Se fai il sociale alimenti il capitale sociale e solo così produci capitale, non viceversa

È un esempio riuscito del come “nessuno si salva da solo”. Applica la teoria del dono, antropologica, per cui nella scarsità se al tuo vicino muore il gregge, hai interesse a donare affinché possa ricostruirlo per salvarsi assieme. Teoria che va contestualizzata, capita e soprattutto praticata nella metropoli napoletana. È anche un’esperienza esemplare nel Sud della scarsità di lavoro e abbondanza retorica sul turismo come volàno del possibile. Ci sono voluti dieci anni, era il 2008 quando prese corpo l’idea valutata e supportata dalla Fondazione con il Sud con capitale paziente. Oggi è diventata una comunità operosa che produce senso e reddito.
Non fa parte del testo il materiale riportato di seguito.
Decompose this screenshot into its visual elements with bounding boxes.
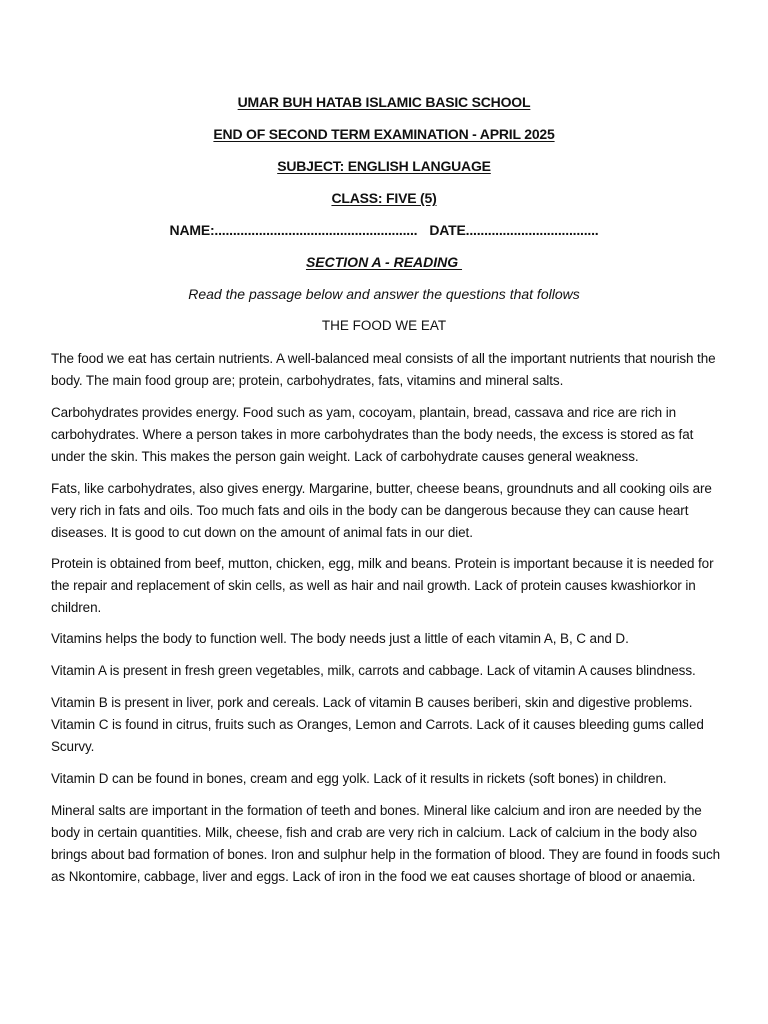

La comunità di cura si è rafforzata, non solo volontariato ma mutualismo e cooperazione sociale, si è allargata nella coesione sociale dalla Parrocchia al quartiere.

Dalle madri dei giovani a rischio alle scuole, agli insegnanti, in rete con i commercianti del quartiere che vendono i souvenir delle Catacombe ed è aumentata anche la rete dei B&B nei vicoli del quartiere. Sono arrivate poi anche le donazioni, a proposito di dono, per sostenere il farsi della comunità di cura in comunità operosa. Così si è rovesciato il paradigma infatti, partendo dal sociale si è arrivati all’economico. Non a caso il successo economico di questa esperienza fa ragionare sul come proseguire confrontandosi sul come gestire un bene che ha prodotto certamente capitale sociale, ma anche capitale, profitto da reimmettere nel ciclo dell’economia locale.

È una piccola storia fragile ma interrogante l’economico. Fa riflettere, a proposito di welfare di comunità basato su strategie per includere e riportare al centro il margine attraverso l’accompagnamento di Fondazioni di Comunità che investono capitale paziente nel locale e nel sociale. Piccola storia che vola ancora più in alto quando la cura interseca l’economico. Non è un caso se è aperto il dibattito sulla tassazione del non profit, delle Onlus, delle cooperative sociali, della comunità di cura quando si fa operosa.